«Suicidez-vous ! », « Flic suicidé, à moitié pardonné » : les invectives récemment adressées aux forces de l’ordre dans une manifestation parisienne de gilets jaunes, taguées sur le mur d’une gendarmerie bretonne ou collées sur un camion appuient là où ça fait mal. Les CRS de 1968 n’appréciaient sans doute pas d’être traités de SS, ni leurs prédécesseurs qu’on leur crie « Mort aux vaches ». Mais en 2019, les policiers et gendarmes prennent l’affront particulièrement à cœur : depuis le 1er janvier, trente d’entre eux se sont suicidés. Si l’année continue sur cette lancée, elle risque d’être particulièrement meurtrière dans les rangs des forces de l’ordre. Ces dernières semaines, les syndicats de police ont sonné l’alarme. Des fonctionnaires se sont rassemblés devant les commissariats, tandis que les autorités mettaient en avant leurs efforts de prévention et s’engageaient à les intensifier. Au sein de la police nationale, une inspectrice générale de l’administration incarne cette politique : Noémie Angel, sous-directrice de la prévention, de l’accompagnement et du soutien. Ce lundi, le ministre de l’Intérieur Christophe Castaner doit officiellement installer la « cellule alerte prévention suicide » qu’elle dirige désormais. Un officier de police et un médecin-psychiatre, Jean-Louis Terra, doivent la seconder. Les Jours ont rencontré Noémie Angel.
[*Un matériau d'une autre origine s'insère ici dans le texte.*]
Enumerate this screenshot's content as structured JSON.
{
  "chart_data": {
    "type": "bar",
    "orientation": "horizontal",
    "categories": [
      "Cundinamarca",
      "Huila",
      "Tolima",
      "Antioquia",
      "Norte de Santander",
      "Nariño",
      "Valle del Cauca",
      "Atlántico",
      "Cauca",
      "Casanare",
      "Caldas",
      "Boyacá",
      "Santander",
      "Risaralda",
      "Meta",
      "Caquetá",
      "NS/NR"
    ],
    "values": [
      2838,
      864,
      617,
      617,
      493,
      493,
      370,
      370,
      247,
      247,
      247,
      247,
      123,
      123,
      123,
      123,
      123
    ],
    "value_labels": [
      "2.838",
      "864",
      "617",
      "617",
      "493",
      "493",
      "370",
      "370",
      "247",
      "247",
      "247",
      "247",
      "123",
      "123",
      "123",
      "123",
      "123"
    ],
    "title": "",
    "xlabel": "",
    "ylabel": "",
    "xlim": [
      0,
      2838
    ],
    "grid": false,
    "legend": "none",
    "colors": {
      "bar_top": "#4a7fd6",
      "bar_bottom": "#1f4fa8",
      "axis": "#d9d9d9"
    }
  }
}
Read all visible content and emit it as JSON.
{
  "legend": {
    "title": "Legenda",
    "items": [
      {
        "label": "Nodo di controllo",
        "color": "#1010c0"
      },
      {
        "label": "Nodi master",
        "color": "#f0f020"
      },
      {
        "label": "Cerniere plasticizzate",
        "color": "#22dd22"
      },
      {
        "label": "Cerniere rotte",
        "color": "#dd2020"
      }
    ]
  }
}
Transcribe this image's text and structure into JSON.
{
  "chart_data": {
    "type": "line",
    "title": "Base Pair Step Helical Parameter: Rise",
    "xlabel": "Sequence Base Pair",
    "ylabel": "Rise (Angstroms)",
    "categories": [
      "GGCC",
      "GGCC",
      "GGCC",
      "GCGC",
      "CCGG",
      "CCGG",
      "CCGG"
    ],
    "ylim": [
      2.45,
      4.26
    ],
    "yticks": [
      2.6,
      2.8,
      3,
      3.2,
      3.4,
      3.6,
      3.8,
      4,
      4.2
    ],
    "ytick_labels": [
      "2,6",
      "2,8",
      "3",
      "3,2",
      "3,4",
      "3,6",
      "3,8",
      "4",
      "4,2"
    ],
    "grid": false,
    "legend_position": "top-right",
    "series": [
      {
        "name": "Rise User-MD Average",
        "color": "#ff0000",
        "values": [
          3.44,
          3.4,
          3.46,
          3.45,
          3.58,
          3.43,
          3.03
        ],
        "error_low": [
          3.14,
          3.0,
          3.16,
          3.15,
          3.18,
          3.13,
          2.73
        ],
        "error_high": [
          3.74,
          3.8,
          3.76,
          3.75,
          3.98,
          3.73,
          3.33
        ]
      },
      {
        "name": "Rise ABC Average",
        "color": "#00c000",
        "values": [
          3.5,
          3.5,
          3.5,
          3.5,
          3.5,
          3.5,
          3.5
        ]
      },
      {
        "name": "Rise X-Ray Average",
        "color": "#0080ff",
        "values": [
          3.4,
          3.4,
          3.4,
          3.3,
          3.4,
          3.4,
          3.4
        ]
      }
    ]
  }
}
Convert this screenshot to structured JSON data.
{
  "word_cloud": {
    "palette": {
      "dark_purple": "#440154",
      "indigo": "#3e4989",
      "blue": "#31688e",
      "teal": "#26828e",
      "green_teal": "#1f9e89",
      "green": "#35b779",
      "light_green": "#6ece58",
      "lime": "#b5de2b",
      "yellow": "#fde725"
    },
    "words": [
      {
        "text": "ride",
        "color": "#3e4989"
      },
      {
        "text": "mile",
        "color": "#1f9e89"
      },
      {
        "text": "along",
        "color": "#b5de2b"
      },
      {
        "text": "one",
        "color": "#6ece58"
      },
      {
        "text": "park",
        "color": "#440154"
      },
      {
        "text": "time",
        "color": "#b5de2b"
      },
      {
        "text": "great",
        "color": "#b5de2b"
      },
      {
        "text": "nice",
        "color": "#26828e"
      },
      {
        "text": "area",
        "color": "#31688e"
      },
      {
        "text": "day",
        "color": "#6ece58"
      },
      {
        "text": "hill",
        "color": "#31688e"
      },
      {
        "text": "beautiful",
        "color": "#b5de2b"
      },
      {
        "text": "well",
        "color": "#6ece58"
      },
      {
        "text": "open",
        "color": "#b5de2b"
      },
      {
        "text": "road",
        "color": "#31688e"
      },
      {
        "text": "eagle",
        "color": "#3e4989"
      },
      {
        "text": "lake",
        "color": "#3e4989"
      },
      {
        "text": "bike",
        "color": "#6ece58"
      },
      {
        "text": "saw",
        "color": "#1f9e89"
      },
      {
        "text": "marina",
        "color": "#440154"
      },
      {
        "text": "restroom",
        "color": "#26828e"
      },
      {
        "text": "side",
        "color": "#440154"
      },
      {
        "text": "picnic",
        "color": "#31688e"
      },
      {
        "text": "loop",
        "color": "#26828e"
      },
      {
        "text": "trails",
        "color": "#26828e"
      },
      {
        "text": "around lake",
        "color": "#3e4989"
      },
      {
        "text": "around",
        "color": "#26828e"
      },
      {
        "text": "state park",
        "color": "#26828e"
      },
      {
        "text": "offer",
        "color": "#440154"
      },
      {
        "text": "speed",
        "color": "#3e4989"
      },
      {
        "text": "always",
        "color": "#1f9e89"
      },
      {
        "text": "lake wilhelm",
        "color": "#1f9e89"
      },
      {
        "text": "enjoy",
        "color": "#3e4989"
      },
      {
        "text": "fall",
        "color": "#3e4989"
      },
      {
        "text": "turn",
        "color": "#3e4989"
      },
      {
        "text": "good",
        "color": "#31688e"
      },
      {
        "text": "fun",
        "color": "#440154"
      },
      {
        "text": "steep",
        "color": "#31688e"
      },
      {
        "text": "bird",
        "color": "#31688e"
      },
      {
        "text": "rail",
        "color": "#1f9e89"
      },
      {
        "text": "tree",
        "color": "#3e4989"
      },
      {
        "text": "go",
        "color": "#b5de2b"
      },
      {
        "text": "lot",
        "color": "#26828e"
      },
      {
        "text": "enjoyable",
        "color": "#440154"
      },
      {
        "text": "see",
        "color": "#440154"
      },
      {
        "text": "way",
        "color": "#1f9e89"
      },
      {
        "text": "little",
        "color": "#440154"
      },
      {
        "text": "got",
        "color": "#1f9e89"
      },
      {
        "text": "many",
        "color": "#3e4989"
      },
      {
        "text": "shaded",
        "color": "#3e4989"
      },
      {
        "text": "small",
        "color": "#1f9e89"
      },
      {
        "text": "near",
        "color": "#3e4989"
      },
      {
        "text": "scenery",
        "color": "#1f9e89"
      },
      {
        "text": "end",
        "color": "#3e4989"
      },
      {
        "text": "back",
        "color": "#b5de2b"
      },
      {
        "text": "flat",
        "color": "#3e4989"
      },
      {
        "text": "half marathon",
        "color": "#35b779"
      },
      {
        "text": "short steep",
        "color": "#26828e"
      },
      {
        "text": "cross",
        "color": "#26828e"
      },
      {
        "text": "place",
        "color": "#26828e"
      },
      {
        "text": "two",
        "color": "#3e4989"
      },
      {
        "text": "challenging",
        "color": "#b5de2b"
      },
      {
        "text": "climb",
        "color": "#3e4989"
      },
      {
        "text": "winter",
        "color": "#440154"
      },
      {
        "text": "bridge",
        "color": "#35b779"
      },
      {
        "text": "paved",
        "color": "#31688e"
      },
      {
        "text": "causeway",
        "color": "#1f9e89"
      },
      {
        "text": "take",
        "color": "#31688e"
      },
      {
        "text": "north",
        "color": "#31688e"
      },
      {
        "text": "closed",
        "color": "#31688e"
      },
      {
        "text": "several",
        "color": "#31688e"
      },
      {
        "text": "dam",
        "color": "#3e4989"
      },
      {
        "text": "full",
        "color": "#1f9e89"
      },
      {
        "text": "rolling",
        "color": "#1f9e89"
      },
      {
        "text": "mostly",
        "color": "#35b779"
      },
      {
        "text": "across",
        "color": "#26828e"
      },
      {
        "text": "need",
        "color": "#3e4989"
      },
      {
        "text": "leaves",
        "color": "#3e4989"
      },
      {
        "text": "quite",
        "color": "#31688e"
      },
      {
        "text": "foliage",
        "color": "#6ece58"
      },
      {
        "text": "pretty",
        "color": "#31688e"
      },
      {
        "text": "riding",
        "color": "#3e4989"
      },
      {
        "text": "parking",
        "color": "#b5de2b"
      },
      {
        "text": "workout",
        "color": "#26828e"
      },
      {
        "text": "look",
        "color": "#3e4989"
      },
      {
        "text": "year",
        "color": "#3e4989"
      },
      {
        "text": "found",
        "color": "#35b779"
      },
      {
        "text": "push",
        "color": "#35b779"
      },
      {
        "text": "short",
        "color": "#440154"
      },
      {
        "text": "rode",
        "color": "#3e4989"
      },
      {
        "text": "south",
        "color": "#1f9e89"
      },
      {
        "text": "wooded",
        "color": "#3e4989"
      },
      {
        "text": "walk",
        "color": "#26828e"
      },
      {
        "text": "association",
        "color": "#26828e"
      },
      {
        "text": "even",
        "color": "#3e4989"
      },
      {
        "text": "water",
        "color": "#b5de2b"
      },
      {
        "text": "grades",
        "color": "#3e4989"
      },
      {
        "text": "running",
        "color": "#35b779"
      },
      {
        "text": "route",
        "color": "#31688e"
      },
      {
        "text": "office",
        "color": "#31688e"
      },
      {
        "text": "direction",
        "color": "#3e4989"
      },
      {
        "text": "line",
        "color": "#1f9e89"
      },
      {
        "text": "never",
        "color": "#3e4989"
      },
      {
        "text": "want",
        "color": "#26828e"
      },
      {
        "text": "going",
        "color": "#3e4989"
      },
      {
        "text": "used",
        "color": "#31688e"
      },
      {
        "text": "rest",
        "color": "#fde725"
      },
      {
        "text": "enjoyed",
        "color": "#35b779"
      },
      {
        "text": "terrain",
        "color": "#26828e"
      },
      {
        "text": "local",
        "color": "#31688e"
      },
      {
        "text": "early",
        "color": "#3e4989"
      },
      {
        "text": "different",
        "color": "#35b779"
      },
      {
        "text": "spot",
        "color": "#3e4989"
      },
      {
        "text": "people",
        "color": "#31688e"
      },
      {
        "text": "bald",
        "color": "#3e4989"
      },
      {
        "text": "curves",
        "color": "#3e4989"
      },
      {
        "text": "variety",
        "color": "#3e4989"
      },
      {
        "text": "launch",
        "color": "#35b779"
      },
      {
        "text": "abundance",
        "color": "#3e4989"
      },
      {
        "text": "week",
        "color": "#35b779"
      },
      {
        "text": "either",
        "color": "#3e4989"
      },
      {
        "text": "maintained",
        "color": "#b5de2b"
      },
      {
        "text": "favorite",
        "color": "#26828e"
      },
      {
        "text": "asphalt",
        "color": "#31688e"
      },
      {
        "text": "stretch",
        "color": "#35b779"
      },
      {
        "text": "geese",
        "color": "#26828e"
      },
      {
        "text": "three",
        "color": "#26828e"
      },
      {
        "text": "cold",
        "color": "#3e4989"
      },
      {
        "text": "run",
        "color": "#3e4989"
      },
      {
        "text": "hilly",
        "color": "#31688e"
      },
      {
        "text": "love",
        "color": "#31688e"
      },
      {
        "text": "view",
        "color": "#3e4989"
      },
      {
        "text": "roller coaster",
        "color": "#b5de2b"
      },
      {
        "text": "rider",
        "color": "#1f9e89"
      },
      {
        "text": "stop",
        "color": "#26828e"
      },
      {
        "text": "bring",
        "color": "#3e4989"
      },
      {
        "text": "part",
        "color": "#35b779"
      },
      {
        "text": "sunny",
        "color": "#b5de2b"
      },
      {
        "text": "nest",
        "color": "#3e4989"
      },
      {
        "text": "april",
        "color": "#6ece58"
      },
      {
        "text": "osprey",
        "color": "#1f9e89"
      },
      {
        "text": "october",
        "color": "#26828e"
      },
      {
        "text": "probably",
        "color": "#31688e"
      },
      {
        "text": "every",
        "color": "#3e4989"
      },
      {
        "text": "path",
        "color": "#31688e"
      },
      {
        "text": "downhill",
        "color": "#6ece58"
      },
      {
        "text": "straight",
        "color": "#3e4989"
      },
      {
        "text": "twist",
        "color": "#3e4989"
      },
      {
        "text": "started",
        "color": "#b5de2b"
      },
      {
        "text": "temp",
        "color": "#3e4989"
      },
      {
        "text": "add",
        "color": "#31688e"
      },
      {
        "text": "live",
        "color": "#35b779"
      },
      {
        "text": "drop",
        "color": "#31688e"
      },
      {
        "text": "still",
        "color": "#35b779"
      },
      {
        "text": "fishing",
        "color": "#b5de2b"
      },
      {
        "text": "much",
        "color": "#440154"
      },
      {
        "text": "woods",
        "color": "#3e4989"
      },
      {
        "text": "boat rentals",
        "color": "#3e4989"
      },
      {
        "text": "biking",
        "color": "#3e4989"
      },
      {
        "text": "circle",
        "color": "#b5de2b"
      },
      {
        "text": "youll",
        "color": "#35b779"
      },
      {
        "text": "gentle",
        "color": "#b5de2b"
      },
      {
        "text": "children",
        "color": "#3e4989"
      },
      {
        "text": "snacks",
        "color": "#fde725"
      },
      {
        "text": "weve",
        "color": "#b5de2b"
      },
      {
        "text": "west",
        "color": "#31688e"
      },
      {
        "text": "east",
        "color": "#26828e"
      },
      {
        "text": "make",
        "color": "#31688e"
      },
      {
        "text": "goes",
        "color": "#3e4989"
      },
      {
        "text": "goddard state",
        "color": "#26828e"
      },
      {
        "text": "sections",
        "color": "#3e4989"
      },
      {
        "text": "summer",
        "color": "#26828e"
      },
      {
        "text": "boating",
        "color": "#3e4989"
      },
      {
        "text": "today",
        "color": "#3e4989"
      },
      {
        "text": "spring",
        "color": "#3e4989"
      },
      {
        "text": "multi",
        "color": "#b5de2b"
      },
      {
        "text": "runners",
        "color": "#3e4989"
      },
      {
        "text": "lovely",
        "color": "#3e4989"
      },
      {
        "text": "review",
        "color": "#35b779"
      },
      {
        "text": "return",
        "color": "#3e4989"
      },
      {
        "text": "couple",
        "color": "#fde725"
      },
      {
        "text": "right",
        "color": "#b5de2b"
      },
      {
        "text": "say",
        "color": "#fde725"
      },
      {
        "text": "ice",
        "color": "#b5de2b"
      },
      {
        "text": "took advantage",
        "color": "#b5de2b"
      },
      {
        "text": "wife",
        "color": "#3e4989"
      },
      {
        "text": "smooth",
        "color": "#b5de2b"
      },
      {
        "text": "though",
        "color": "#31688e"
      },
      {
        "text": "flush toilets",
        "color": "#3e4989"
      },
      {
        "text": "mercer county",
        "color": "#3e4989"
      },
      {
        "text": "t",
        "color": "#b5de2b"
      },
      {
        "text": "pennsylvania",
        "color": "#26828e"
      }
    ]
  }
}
L’un de ses plus gros chantiers consiste à remettre à plat tous les outils de mesure. Si les chiffres bruts sont connus (voir notre graphique ci-dessous), un travail statistique « de longue haleine » a commencé au début de l’année, précise Noémie Angel. Le taux le plus souvent cité – la surmortalité des policiers serait de 36 % par rapport à la population générale – doit être actualisé et affiné. Zones géographiques, services les plus concernés, facteurs de risque : la haute fonctionnaire espère qu’une cartographie plus fine permettra « d’éclairer notre compréhension du suicide ». Et ses spécificités dans la police. Pour ce faire, l’équipe s’appuie notamment sur les « rapports environnementaux » (des questionnaires envoyés dans chaque service après un passage à l’acte) et sur le « baromètre social » annuel de l’institution. À ce stade, il est déjà établi que le suicide frappe au premier chef les gardiens de la paix travaillant en sécurité publique (la police du quotidien et des commissariats).
Si le suicide et sa prévention sont des sujets de moins en moins tabous au sein des forces de l’ordre, la haute-fonctionnaire met en garde contre certaines formes de « décomptes sordides ».